While the new Closing Disclosure rules set out by the Consumer Financial Protection Bureau (“CFPB”) have been delayed until October 1st, the question of whether the new closing procedures will delay their closing is still an issue for many new home buyers. The answer to the this question will heavily depend on whether the new 3 day review period is triggered by changes in the home buyer’s loan package.

Under the new real estate Closing Disclosures for residential properties, a Federally mandated 3 day review is necessary for “material changes” in the loan underlying that purchase. The CFPB claims that Only THREE changes require a new 3-day review:

  1. The APR (annual percentage rate) increases by more than 1/8 of a percent for fixed-rate loans or 1/4 of a percent for adjustable loans;
  2. A prepayment penalty is added, making it expensive to refinance or sell; or
  3. The basic loan product changes, such as a switch from fixed rate to adjustable interest rate or to a loan with interest-only payments.

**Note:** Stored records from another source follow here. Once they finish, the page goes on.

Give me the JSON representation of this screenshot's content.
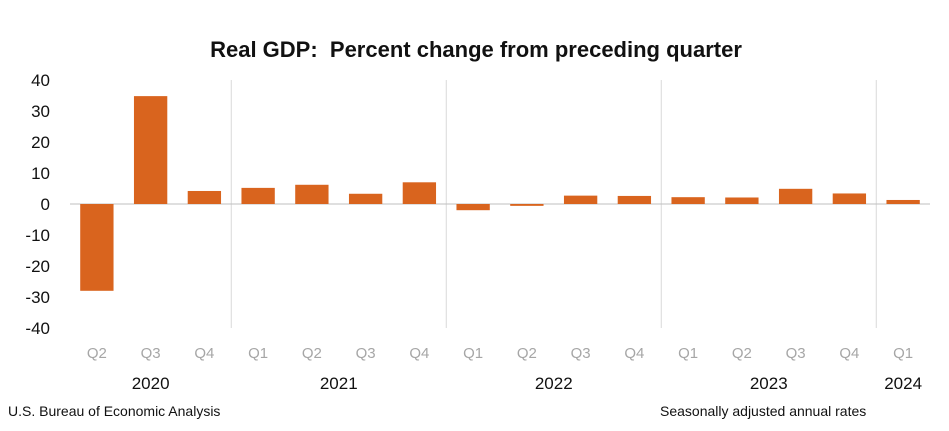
{
  "chart_data": {
    "type": "bar",
    "title": "Real GDP:  Percent change from preceding quarter",
    "xlabel": "",
    "ylabel": "",
    "ylim": [
      -40,
      40
    ],
    "yticks": [
      40,
      30,
      20,
      10,
      0,
      -10,
      -20,
      -30,
      -40
    ],
    "categories": [
      "Q2",
      "Q3",
      "Q4",
      "Q1",
      "Q2",
      "Q3",
      "Q4",
      "Q1",
      "Q2",
      "Q3",
      "Q4",
      "Q1",
      "Q2",
      "Q3",
      "Q4",
      "Q1"
    ],
    "years": [
      "2020",
      "2020",
      "2020",
      "2021",
      "2021",
      "2021",
      "2021",
      "2022",
      "2022",
      "2022",
      "2022",
      "2023",
      "2023",
      "2023",
      "2023",
      "2024"
    ],
    "year_labels": [
      "2020",
      "2021",
      "2022",
      "2023",
      "2024"
    ],
    "values": [
      -28.0,
      34.8,
      4.2,
      5.2,
      6.2,
      3.3,
      7.0,
      -2.0,
      -0.6,
      2.7,
      2.6,
      2.2,
      2.1,
      4.9,
      3.4,
      1.3
    ],
    "bar_color": "#d9641e",
    "grid": false,
    "legend": "none"
  },
  "source": "U.S. Bureau of Economic Analysis",
  "note": "Seasonally adjusted annual rates"
}
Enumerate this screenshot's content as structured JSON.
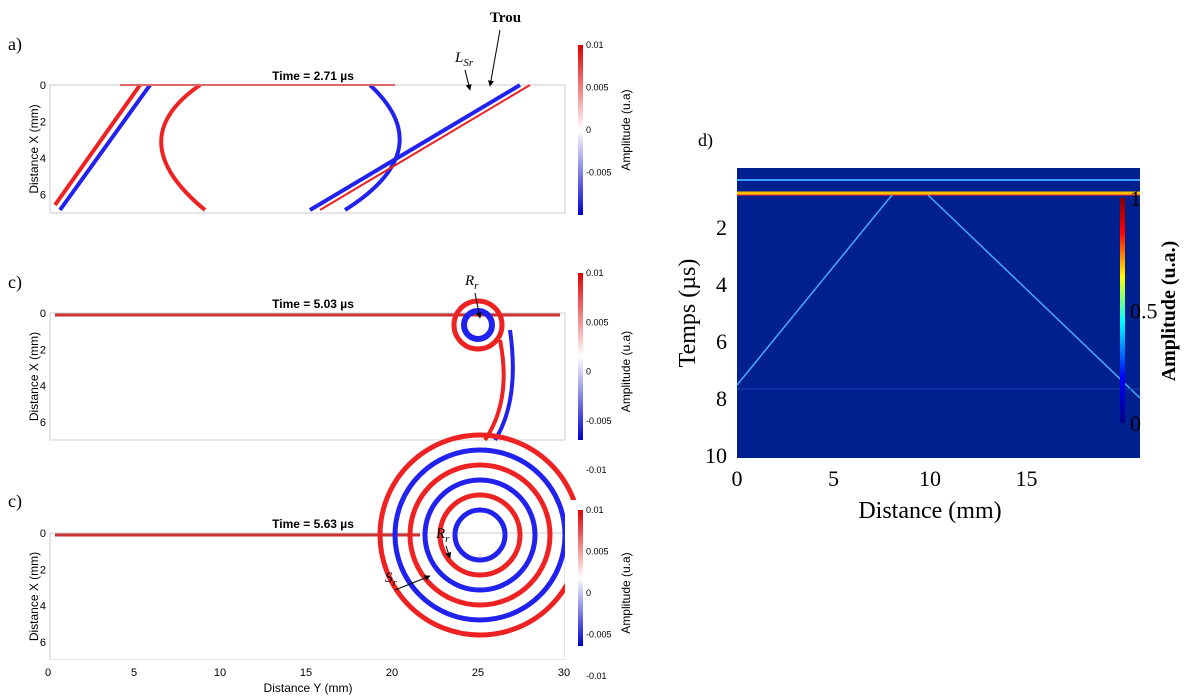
{
  "panels": [
    {
      "label": "a)",
      "title": "Time = 2.71 µs",
      "ylabel": "Distance X (mm)",
      "yticks": [
        0,
        2,
        4,
        6
      ],
      "colorbar_label": "Amplitude (u.a)",
      "colorbar_ticks": [
        0.01,
        0.005,
        0,
        -0.005
      ],
      "annotations": [
        {
          "main": "L",
          "sub": "Sr"
        },
        {
          "main": "Trou"
        }
      ]
    },
    {
      "label": "c)",
      "title": "Time = 5.03 µs",
      "ylabel": "Distance X (mm)",
      "yticks": [
        0,
        2,
        4,
        6
      ],
      "colorbar_label": "Amplitude (u.a)",
      "colorbar_ticks": [
        0.01,
        0.005,
        0,
        -0.005,
        -0.01
      ],
      "annotations": [
        {
          "main": "R",
          "sub": "r"
        }
      ]
    },
    {
      "label": "c)",
      "title": "Time = 5.63 µs",
      "ylabel": "Distance X (mm)",
      "yticks": [
        0,
        2,
        4,
        6
      ],
      "colorbar_label": "Amplitude (u.a)",
      "colorbar_ticks": [
        0.01,
        0.005,
        0,
        -0.005,
        -0.01
      ],
      "annotations": [
        {
          "main": "R",
          "sub": "r"
        },
        {
          "main": "S",
          "sub": "r"
        }
      ],
      "xlabel": "Distance Y (mm)",
      "xticks": [
        0,
        5,
        10,
        15,
        20,
        25,
        30
      ]
    }
  ],
  "panel_d": {
    "label": "d)",
    "ylabel": "Temps (µs)",
    "yticks": [
      2,
      4,
      6,
      8,
      10
    ],
    "xlabel": "Distance (mm)",
    "xticks": [
      0,
      5,
      10,
      15
    ],
    "colorbar_label": "Amplitude (u.a.)",
    "colorbar_ticks": [
      1,
      0.5,
      0
    ]
  }
}
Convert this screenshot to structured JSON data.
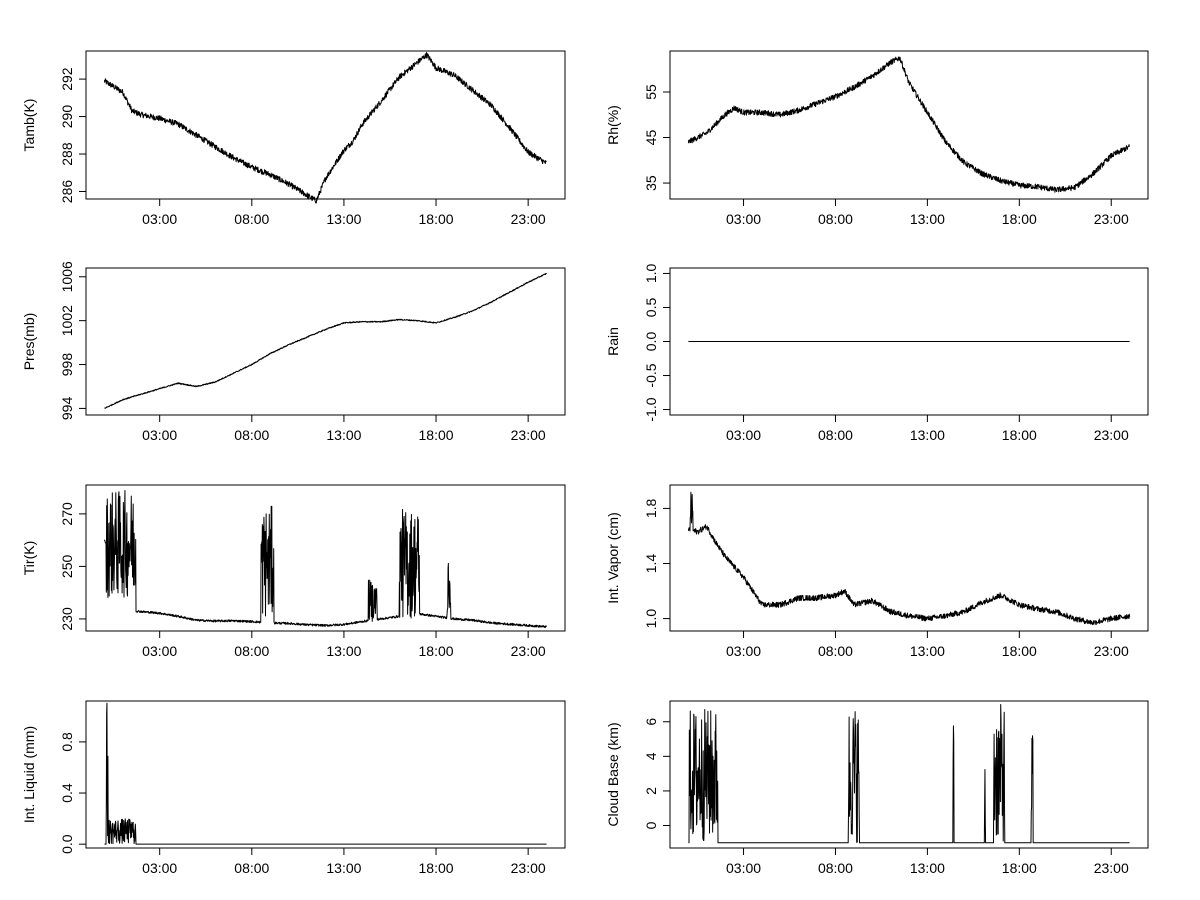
{
  "figure": {
    "line_color": "#000000",
    "background": "#ffffff"
  },
  "chart_data": [
    {
      "type": "line",
      "ylabel": "Tamb(K)",
      "x_unit": "hour of day",
      "x_ticks": [
        3,
        8,
        13,
        18,
        23
      ],
      "x_tick_labels": [
        "03:00",
        "08:00",
        "13:00",
        "18:00",
        "23:00"
      ],
      "xlim": [
        -1,
        25
      ],
      "ylim": [
        285.6,
        293.5
      ],
      "y_ticks": [
        286,
        288,
        290,
        292
      ],
      "y_tick_labels": [
        "286",
        "288",
        "290",
        "292"
      ],
      "grid": false,
      "noise": 0.15,
      "series": [
        {
          "x": [
            0,
            0.5,
            1,
            1.5,
            2,
            3,
            4,
            5,
            6,
            7,
            8,
            9,
            10,
            11,
            11.5,
            12,
            13,
            13.5,
            14,
            15,
            16,
            17,
            17.5,
            18,
            19,
            20,
            21,
            22,
            23,
            24
          ],
          "y": [
            291.9,
            291.6,
            291.3,
            290.3,
            290.1,
            289.9,
            289.6,
            289.0,
            288.4,
            287.8,
            287.3,
            286.9,
            286.4,
            285.8,
            285.5,
            286.7,
            288.2,
            288.7,
            289.6,
            290.8,
            292.1,
            292.9,
            293.3,
            292.6,
            292.2,
            291.4,
            290.6,
            289.4,
            288.1,
            287.5
          ]
        }
      ]
    },
    {
      "type": "line",
      "ylabel": "Rh(%)",
      "x_unit": "hour of day",
      "x_ticks": [
        3,
        8,
        13,
        18,
        23
      ],
      "x_tick_labels": [
        "03:00",
        "08:00",
        "13:00",
        "18:00",
        "23:00"
      ],
      "xlim": [
        -1,
        25
      ],
      "ylim": [
        31.5,
        64
      ],
      "y_ticks": [
        35,
        45,
        55
      ],
      "y_tick_labels": [
        "35",
        "45",
        "55"
      ],
      "grid": false,
      "noise": 0.6,
      "series": [
        {
          "x": [
            0,
            1,
            2,
            2.5,
            3,
            4,
            5,
            6,
            7,
            8,
            9,
            10,
            11,
            11.5,
            12,
            13,
            14,
            15,
            16,
            17,
            18,
            19,
            20,
            21,
            22,
            23,
            24
          ],
          "y": [
            44,
            46,
            50,
            51.5,
            50.5,
            50.5,
            50,
            51,
            52.5,
            54,
            56,
            58.5,
            61.5,
            62.5,
            57,
            50.5,
            44,
            39.5,
            37,
            35.5,
            34.5,
            34.2,
            33.5,
            34,
            37,
            41,
            43
          ]
        }
      ]
    },
    {
      "type": "line",
      "ylabel": "Pres(mb)",
      "x_unit": "hour of day",
      "x_ticks": [
        3,
        8,
        13,
        18,
        23
      ],
      "x_tick_labels": [
        "03:00",
        "08:00",
        "13:00",
        "18:00",
        "23:00"
      ],
      "xlim": [
        -1,
        25
      ],
      "ylim": [
        993.4,
        1006.8
      ],
      "y_ticks": [
        994,
        998,
        1002,
        1006
      ],
      "y_tick_labels": [
        "994",
        "998",
        "1002",
        "1006"
      ],
      "grid": false,
      "noise": 0.05,
      "series": [
        {
          "x": [
            0,
            1,
            2,
            3,
            4,
            5,
            6,
            7,
            8,
            9,
            10,
            11,
            12,
            13,
            14,
            15,
            16,
            17,
            18,
            19,
            20,
            21,
            22,
            23,
            24
          ],
          "y": [
            994.0,
            994.8,
            995.3,
            995.8,
            996.3,
            996.0,
            996.4,
            997.2,
            998.0,
            999.0,
            999.8,
            1000.5,
            1001.2,
            1001.8,
            1001.9,
            1001.9,
            1002.1,
            1002.0,
            1001.8,
            1002.3,
            1002.9,
            1003.7,
            1004.6,
            1005.5,
            1006.3
          ]
        }
      ]
    },
    {
      "type": "line",
      "ylabel": "Rain",
      "x_unit": "hour of day",
      "x_ticks": [
        3,
        8,
        13,
        18,
        23
      ],
      "x_tick_labels": [
        "03:00",
        "08:00",
        "13:00",
        "18:00",
        "23:00"
      ],
      "xlim": [
        -1,
        25
      ],
      "ylim": [
        -1.08,
        1.08
      ],
      "y_ticks": [
        -1.0,
        -0.5,
        0.0,
        0.5,
        1.0
      ],
      "y_tick_labels": [
        "-1.0",
        "-0.5",
        "0.0",
        "0.5",
        "1.0"
      ],
      "grid": false,
      "noise": 0,
      "series": [
        {
          "x": [
            0,
            24
          ],
          "y": [
            0,
            0
          ]
        }
      ]
    },
    {
      "type": "line",
      "ylabel": "Tir(K)",
      "x_unit": "hour of day",
      "x_ticks": [
        3,
        8,
        13,
        18,
        23
      ],
      "x_tick_labels": [
        "03:00",
        "08:00",
        "13:00",
        "18:00",
        "23:00"
      ],
      "xlim": [
        -1,
        25
      ],
      "ylim": [
        225.4,
        281
      ],
      "y_ticks": [
        230,
        250,
        270
      ],
      "y_tick_labels": [
        "230",
        "250",
        "270"
      ],
      "grid": false,
      "noise": 0.4,
      "spikes": [
        {
          "from": 0.1,
          "to": 1.7,
          "lo": 238,
          "hi": 279
        },
        {
          "from": 8.5,
          "to": 9.2,
          "lo": 230,
          "hi": 273
        },
        {
          "from": 14.3,
          "to": 14.8,
          "lo": 229,
          "hi": 245
        },
        {
          "from": 16.0,
          "to": 17.1,
          "lo": 230,
          "hi": 272
        },
        {
          "from": 18.6,
          "to": 18.8,
          "lo": 232,
          "hi": 256
        }
      ],
      "series": [
        {
          "x": [
            0,
            1.7,
            2,
            3,
            4,
            5,
            6,
            7,
            8,
            9,
            10,
            11,
            12,
            13,
            14,
            15,
            16,
            17,
            18,
            19,
            20,
            21,
            22,
            23,
            24
          ],
          "y": [
            260,
            233,
            232.8,
            232.2,
            231,
            229.5,
            229.2,
            229.3,
            229.0,
            228.5,
            228.3,
            227.8,
            227.5,
            227.9,
            229,
            230,
            231,
            232,
            231,
            230,
            229.5,
            228.5,
            228,
            227.5,
            227
          ]
        }
      ]
    },
    {
      "type": "line",
      "ylabel": "Int. Vapor (cm)",
      "x_unit": "hour of day",
      "x_ticks": [
        3,
        8,
        13,
        18,
        23
      ],
      "x_tick_labels": [
        "03:00",
        "08:00",
        "13:00",
        "18:00",
        "23:00"
      ],
      "xlim": [
        -1,
        25
      ],
      "ylim": [
        0.91,
        1.97
      ],
      "y_ticks": [
        1.0,
        1.4,
        1.8
      ],
      "y_tick_labels": [
        "1.0",
        "1.4",
        "1.8"
      ],
      "grid": false,
      "noise": 0.02,
      "spikes": [
        {
          "from": 0.1,
          "to": 0.25,
          "lo": 1.65,
          "hi": 1.92
        }
      ],
      "series": [
        {
          "x": [
            0,
            0.5,
            1,
            1.5,
            2,
            3,
            3.5,
            4,
            5,
            6,
            7,
            8,
            8.5,
            9,
            10,
            11,
            12,
            13,
            14,
            15,
            16,
            17,
            18,
            19,
            20,
            21,
            22,
            23,
            24
          ],
          "y": [
            1.65,
            1.63,
            1.67,
            1.55,
            1.45,
            1.3,
            1.2,
            1.1,
            1.1,
            1.15,
            1.15,
            1.17,
            1.2,
            1.1,
            1.13,
            1.05,
            1.02,
            1.0,
            1.02,
            1.05,
            1.12,
            1.17,
            1.1,
            1.07,
            1.05,
            1.0,
            0.97,
            1.0,
            1.02
          ]
        }
      ]
    },
    {
      "type": "line",
      "ylabel": "Int. Liquid (mm)",
      "x_unit": "hour of day",
      "x_ticks": [
        3,
        8,
        13,
        18,
        23
      ],
      "x_tick_labels": [
        "03:00",
        "08:00",
        "13:00",
        "18:00",
        "23:00"
      ],
      "xlim": [
        -1,
        25
      ],
      "ylim": [
        -0.03,
        1.12
      ],
      "y_ticks": [
        0.0,
        0.4,
        0.8
      ],
      "y_tick_labels": [
        "0.0",
        "0.4",
        "0.8"
      ],
      "grid": false,
      "noise": 0,
      "spikes": [
        {
          "from": 0.1,
          "to": 0.2,
          "lo": 0,
          "hi": 1.12
        },
        {
          "from": 0.2,
          "to": 1.7,
          "lo": 0,
          "hi": 0.2
        }
      ],
      "series": [
        {
          "x": [
            0,
            24
          ],
          "y": [
            0,
            0
          ]
        }
      ]
    },
    {
      "type": "line",
      "ylabel": "Cloud Base (km)",
      "x_unit": "hour of day",
      "x_ticks": [
        3,
        8,
        13,
        18,
        23
      ],
      "x_tick_labels": [
        "03:00",
        "08:00",
        "13:00",
        "18:00",
        "23:00"
      ],
      "xlim": [
        -1,
        25
      ],
      "ylim": [
        -1.3,
        7.2
      ],
      "y_ticks": [
        0,
        2,
        4,
        6
      ],
      "y_tick_labels": [
        "0",
        "2",
        "4",
        "6"
      ],
      "grid": false,
      "noise": 0,
      "spikes": [
        {
          "from": 0.05,
          "to": 1.6,
          "lo": -1,
          "hi": 6.8
        },
        {
          "from": 8.7,
          "to": 9.3,
          "lo": -1,
          "hi": 7.0
        },
        {
          "from": 14.4,
          "to": 14.45,
          "lo": -1,
          "hi": 6.3
        },
        {
          "from": 16.1,
          "to": 16.15,
          "lo": -1,
          "hi": 6.3
        },
        {
          "from": 16.6,
          "to": 17.2,
          "lo": -1,
          "hi": 7.0
        },
        {
          "from": 18.65,
          "to": 18.75,
          "lo": -1,
          "hi": 6.0
        }
      ],
      "series": [
        {
          "x": [
            0,
            24
          ],
          "y": [
            -1,
            -1
          ]
        }
      ]
    }
  ]
}
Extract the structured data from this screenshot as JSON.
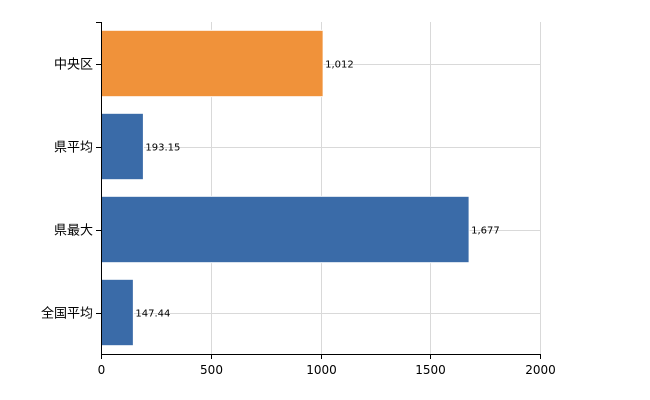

The logic behind requiring a mandatory review for such material changes seems obvious. These changes will have an effect on the monthly payments and other important considerations when taking on the burden of a home loan as the borrower. The Borrower, or home buyer, will therefore need counsel from their attorney as to the consequences of these material changes in their loan structure.

Other changes, while effecting the Closing Disclosure, will have to be shown on the Closing Disclosure Form, but are not considered of a sufficiently material nature by the CFPB to necessitate a 3 day review. These include, but are not limited to:

  • Unexpected discoveries on a walk-through such as a broken refrigerator or a missing stove, even if they require seller credits to the buyer.
  • Most changes to payments made at closing, including the amount of the real estate commission, taxes and utilities proration, and the amount paid into escrow.
  • Typos found at the closing table.

Home buyers serviced by competent loan officer and mortgage underwriters, and represented by experienced real estate attorneys, can rest assured that their closing will run as smooth as possible under the current Federal guidelines.